In the past, as well as on public social media platforms, members of the movement have reportedly gathered in a private chat using the Discord service, where members freely exchanged “violent, racist, homophobic and sexist remarks”.

Some DezNats have denied that the movement nurtures prejudice, including Gregory Smith, who is running for city council in Ogden, Utah, reportedly has sympathies with the DezNat movement and has repeatedly used the hashtag.

But Chapman said she had long observed the account now revealed as Cicotte’s, and “the thing that struck me the most about the account was its negative attitude towards women and LGBTQ people”, adding that misogyny, homophobia and transphobia are recurring motifs in DezNat discourse.

Often, DezNat accounts claim to be defending the LDS church from advances in the status of women and LGBTQ people in secular society, the effects of which they see as corrupting.

This has led to campaigns of harassment against perceived adversaries, who are overwhelmingly either former members of the church or those perceived as members with progressive social attitudes.

In particular, their ire has been directed at perceived progressives who occupy positions inside church-run institutions such as LDS-sponsored BYU, and are often considered apostates by DezNats.

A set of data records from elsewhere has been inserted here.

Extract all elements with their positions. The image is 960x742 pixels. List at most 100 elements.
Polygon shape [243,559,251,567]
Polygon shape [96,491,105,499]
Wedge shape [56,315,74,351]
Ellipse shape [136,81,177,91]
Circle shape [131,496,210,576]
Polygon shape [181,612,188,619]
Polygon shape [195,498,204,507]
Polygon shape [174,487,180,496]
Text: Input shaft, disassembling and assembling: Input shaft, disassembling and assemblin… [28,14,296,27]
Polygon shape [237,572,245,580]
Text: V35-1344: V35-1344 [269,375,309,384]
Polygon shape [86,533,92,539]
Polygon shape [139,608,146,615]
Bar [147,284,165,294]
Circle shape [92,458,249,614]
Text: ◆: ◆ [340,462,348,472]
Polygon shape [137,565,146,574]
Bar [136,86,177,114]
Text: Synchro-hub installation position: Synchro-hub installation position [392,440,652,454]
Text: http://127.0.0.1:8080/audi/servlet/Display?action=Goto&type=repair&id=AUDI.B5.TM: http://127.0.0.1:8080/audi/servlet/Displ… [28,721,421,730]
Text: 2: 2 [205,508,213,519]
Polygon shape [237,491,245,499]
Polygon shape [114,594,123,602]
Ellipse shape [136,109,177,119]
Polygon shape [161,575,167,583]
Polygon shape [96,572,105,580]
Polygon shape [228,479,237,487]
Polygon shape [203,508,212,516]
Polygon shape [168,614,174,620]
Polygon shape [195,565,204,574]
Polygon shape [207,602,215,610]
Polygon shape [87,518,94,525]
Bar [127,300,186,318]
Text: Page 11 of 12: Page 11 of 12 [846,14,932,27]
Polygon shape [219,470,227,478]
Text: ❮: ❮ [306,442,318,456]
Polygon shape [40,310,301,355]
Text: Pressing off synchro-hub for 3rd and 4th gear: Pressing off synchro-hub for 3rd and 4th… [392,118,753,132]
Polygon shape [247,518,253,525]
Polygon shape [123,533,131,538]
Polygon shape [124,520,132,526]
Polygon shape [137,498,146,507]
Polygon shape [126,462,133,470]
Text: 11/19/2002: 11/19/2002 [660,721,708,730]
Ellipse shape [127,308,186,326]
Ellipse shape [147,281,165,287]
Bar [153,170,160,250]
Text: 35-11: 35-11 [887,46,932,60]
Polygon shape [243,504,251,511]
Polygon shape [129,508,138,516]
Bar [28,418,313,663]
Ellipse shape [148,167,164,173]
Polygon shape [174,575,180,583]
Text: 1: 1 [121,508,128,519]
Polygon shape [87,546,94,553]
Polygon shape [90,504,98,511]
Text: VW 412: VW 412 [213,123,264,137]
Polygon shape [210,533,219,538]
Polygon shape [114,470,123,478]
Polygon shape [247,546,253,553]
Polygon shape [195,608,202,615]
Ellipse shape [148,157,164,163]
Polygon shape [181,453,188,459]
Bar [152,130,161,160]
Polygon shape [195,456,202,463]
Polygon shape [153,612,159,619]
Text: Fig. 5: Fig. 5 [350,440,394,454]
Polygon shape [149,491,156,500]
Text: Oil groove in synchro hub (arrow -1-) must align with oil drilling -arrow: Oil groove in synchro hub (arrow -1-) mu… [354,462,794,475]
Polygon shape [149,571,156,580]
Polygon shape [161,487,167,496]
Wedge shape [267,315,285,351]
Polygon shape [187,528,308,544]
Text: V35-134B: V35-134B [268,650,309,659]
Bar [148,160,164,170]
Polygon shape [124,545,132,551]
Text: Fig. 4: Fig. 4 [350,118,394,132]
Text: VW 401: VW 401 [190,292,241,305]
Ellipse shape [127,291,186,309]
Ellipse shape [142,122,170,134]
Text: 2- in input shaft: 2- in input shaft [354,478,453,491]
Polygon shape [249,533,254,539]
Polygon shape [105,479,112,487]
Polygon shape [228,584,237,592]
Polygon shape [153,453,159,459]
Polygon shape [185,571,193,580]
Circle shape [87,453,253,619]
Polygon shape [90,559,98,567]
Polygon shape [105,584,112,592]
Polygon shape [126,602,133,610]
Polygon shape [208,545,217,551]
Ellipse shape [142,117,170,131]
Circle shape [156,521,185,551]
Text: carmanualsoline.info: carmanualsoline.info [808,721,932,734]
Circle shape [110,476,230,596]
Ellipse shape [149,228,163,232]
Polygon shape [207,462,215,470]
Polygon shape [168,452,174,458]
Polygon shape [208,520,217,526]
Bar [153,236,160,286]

A member of the faculty at BYU whose identity is being protected for reasons of personal safety told the Guardian that DezNats had weaponized elements of Mormon doctrine in efforts to harass and threaten the employment of people who worked at the university.

That harassment had gone beyond social media mobbing and efforts to have people fired, and crossed over into direct, in-person action. One DezNat aligned activist visited BYU’S Salt Lake City campus to leave photographs of aborted fetuses on the doors of faculty members.

That incident led to the involvement of BYU’s police department.

The victims of these campaigns, along with other Mormons opposed to the hard-right tenets of the DezNat activists, have called for the LDS church to disown the movement.

In response to questions about DezNats, and the church’s willingness to disown them, Douglas Anderson, the church’s media spokesman, wrote in an email that the group was “not affiliated with or endorsed by the Church of Jesus Christ of Latter-day Saints.”

Anderson added that “in recent months, church leaders have spoken directly on such issues as condemning the recent violence in Washington DC and lawless behavior, the evils of racism … and peacefully accepting the results of political elections”.

Anderson’s statement concluded that “anything that encourages or incites violence is contrary to the recent instruction given by church leaders”.